To tackle this problem, we need to follow these steps:

  1. Complete the Truth Table for the Given Circuit:

    • Identify the inputs and outputs of the circuit.
    • List all possible combinations of input values.
    • Determine the corresponding output for each combination based on the logic gates used in the circuit.
  2. Write the Product-of-Sums (POS) Equation for Output Z:

    • Identify the rows in the truth table where the output Z is 0.
    • Write the corresponding sum terms (OR terms) for these rows.
    • Combine these sum terms using AND operations to form the POS equation.
  3. Write the Sum-of-Products (SOP) Equation for Output Z:

    • Identify the rows in the truth table where the output Z is 1.
    • Write the corresponding product terms (AND terms) for these rows.
    • Combine these product terms using OR operations to form the SOP equation.

Example Walkthrough

Problem 2.a: Product-of-Sums (POS) Equation

Assume we have a circuit with inputs A, B, and C, and output Z. Let’s complete the truth table for this circuit:

A B C Z
0 0 0 1
0 0 1 0
0 1 0 1
0 1 1 0
1 0 0 1
1 0 1 0
1 1 0 1
1 1 1 0

From the truth table, we see that Z is 0 for the following input combinations:

  • A = 0, B = 0, C = 1
  • A = 0, B = 1, C = 1
  • A = 1, B = 0, C = 1
  • A = 1, B = 1, C = 1

Each of these conditions can be expressed as a sum term (OR term):

  • For A = 0, B = 0, C = 1: ( \overline{A} + \overline{B} + C )
  • For A = 0, B = 1, C = 1: ( \overline{A} + B + C )
  • For A = 1, B = 0, C = 1: ( A + \overline{B} + C )
  • For A = 1, B = 1, C = 1: ( A + B + C )

The POS equation is the AND of these sum terms:

Z = (\overline{A} + \overline{B} + C) \cdot (\overline{A} + B + C) \cdot (A + \overline{B} + C) \cdot (A + B + C)

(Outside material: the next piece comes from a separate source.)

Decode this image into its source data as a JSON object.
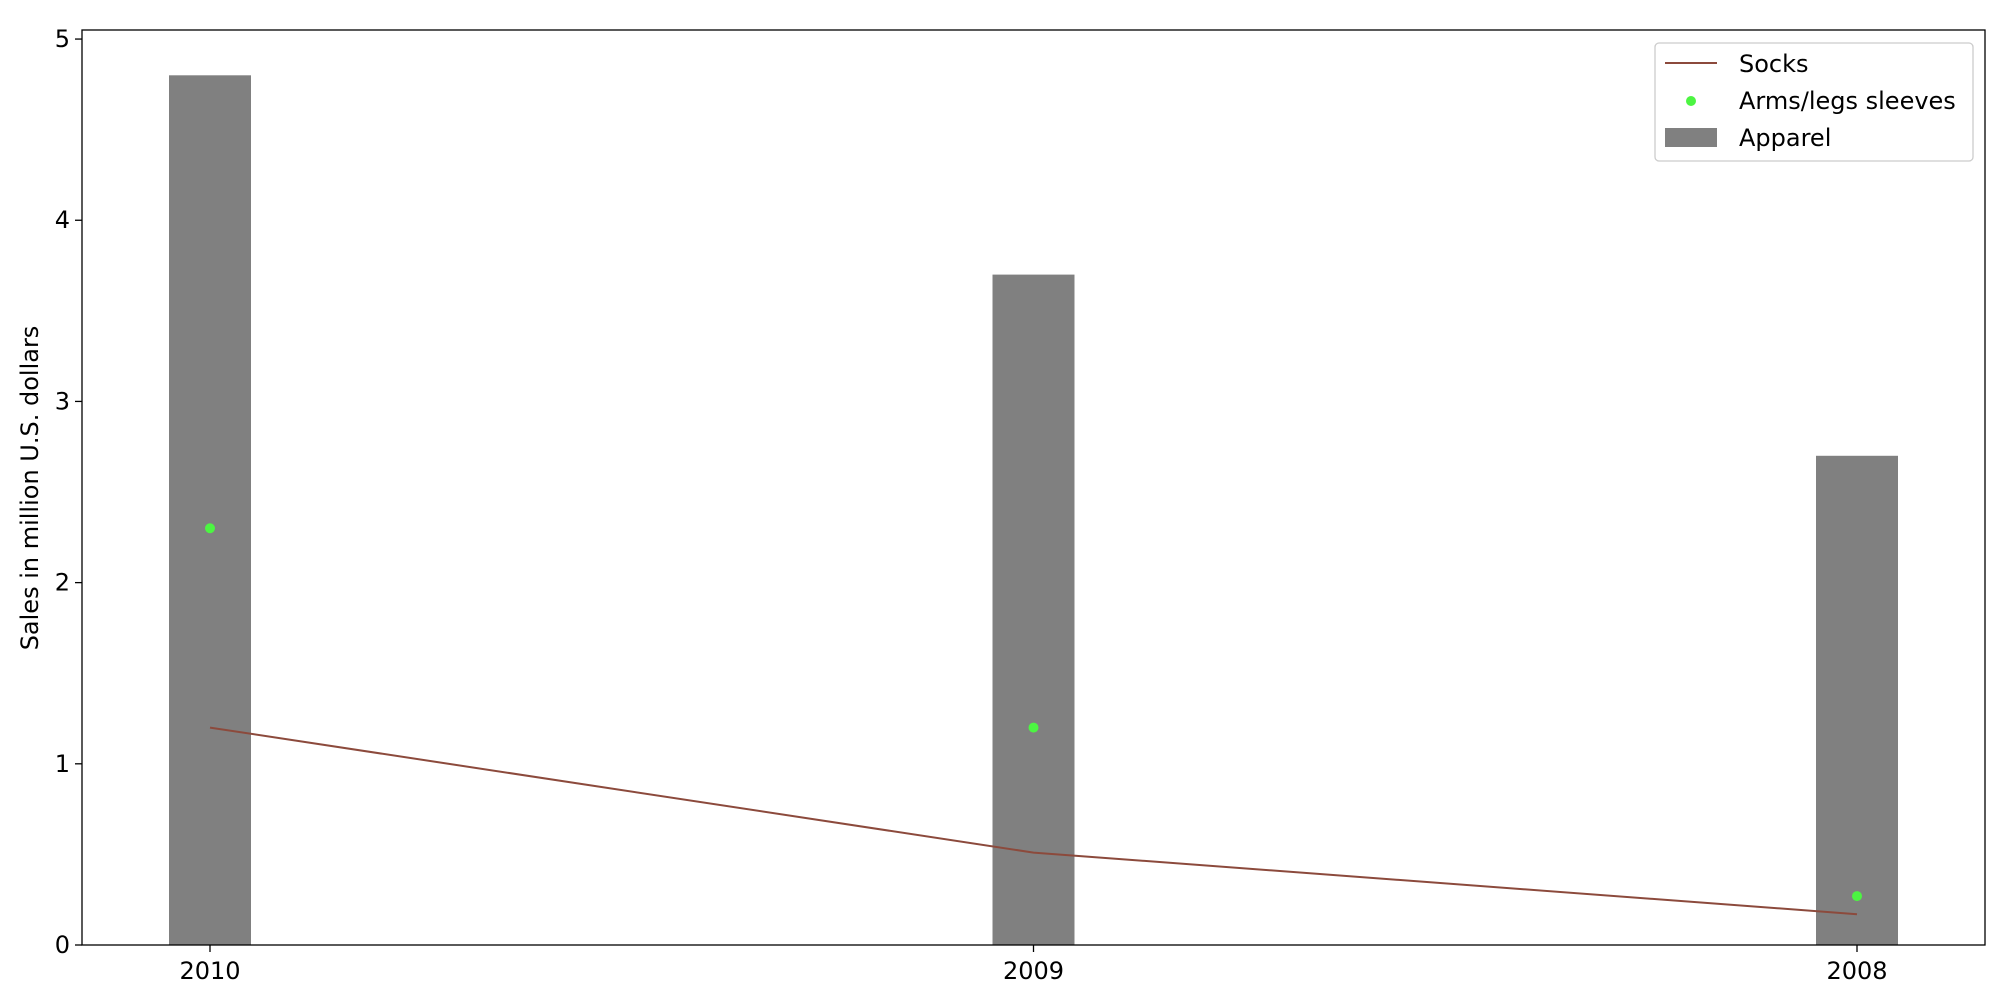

Problem 2.b: Sum-of-Products (SOP) Equation

From the same truth table, we see that Z is 1 for the following input combinations:

  • A = 0, B = 0, C = 0
  • A = 0, B = 1, C = 0
  • A = 1, B = 0, C = 0
  • A = 1, B = 1, C = 0

Each of these conditions can be expressed as a product term (AND term):

  • For A = 0, B = 0, C = 0: ( \overline{A} \cdot \overline{B} \cdot \overline{C} )
  • For A = 0, B = 1, C = 0: ( \overline{A} \cdot B \cdot \overline{C} )
  • For A = 1, B = 0, C = 0: ( A \cdot \overline{B} \cdot \overline{C} )
  • For A = 1, B = 1, C = 0: ( A \cdot B \cdot \overline{C} )

The SOP equation is the OR of these product terms:

Z = (\overline{A} \cdot \overline{B} \cdot \overline{C}) + (\overline{A} \cdot B \cdot \overline{C}) + (A \cdot \overline{B} \cdot \overline{C}) + (A \cdot B \cdot \overline{C})

By following these steps, you can derive the POS and SOP equations for any given truth table.